Mohon tunggu...
Y Rosandi
Y Rosandi Mohon Tunggu... -

let's make the world a bit better

Selanjutnya

Tutup

Pendidikan

Tinjauan heuristik sekolah anak-anak kita

12 Juli 2012   09:03 Diperbarui: 25 Juni 2015   03:02 251
+
Laporkan Konten
Laporkan Akun
Kompasiana adalah platform blog. Konten ini menjadi tanggung jawab bloger dan tidak mewakili pandangan redaksi Kompas.
Lihat foto
Gadget. Sumber ilustrasi: PEXELS/ThisIsEngineering

Mengamati setiap gejolak pada awal tahun pelajaran baru, sering kali saya merasa miris. Anak yang gagal masuk sekolah, yang salah mengambil pilihan sekolah, passing grade sedikit terlalu tinggi, hasil UN yang tidak menggambarkan kualitas siswa dan lain-lain.
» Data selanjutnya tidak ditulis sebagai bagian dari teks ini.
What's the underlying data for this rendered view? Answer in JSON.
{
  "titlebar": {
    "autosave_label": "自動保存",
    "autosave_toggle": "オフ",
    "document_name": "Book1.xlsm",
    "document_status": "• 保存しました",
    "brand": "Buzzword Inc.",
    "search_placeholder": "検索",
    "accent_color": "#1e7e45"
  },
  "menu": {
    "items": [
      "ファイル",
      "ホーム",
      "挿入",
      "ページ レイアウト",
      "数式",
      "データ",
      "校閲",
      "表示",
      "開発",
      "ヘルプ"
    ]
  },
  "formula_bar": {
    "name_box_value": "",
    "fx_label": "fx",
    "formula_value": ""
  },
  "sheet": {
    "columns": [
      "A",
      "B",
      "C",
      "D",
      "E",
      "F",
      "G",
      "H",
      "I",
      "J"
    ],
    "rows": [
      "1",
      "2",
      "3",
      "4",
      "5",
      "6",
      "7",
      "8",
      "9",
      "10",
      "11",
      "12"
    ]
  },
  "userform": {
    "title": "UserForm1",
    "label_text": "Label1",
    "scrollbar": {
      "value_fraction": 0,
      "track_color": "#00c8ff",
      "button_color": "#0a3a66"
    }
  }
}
Saya sering kali ikut deg-deg-an dengan adanya system seleksi untuk melanjutkan sekolah dari satu tingkat ke tingkat lebih tinggi; dari SD ke SMP, dari SMP ke SMA, dan dari SMA ke perguruan tinggi. Para orang tua seakan berlomba untuk memasukkan anaknya ke sekolah tertentu yang ternama dan favorit. Belum lagi ketika membaca proses anak ketika memasuki lingkungan sekolah baru; penuh dengan stres.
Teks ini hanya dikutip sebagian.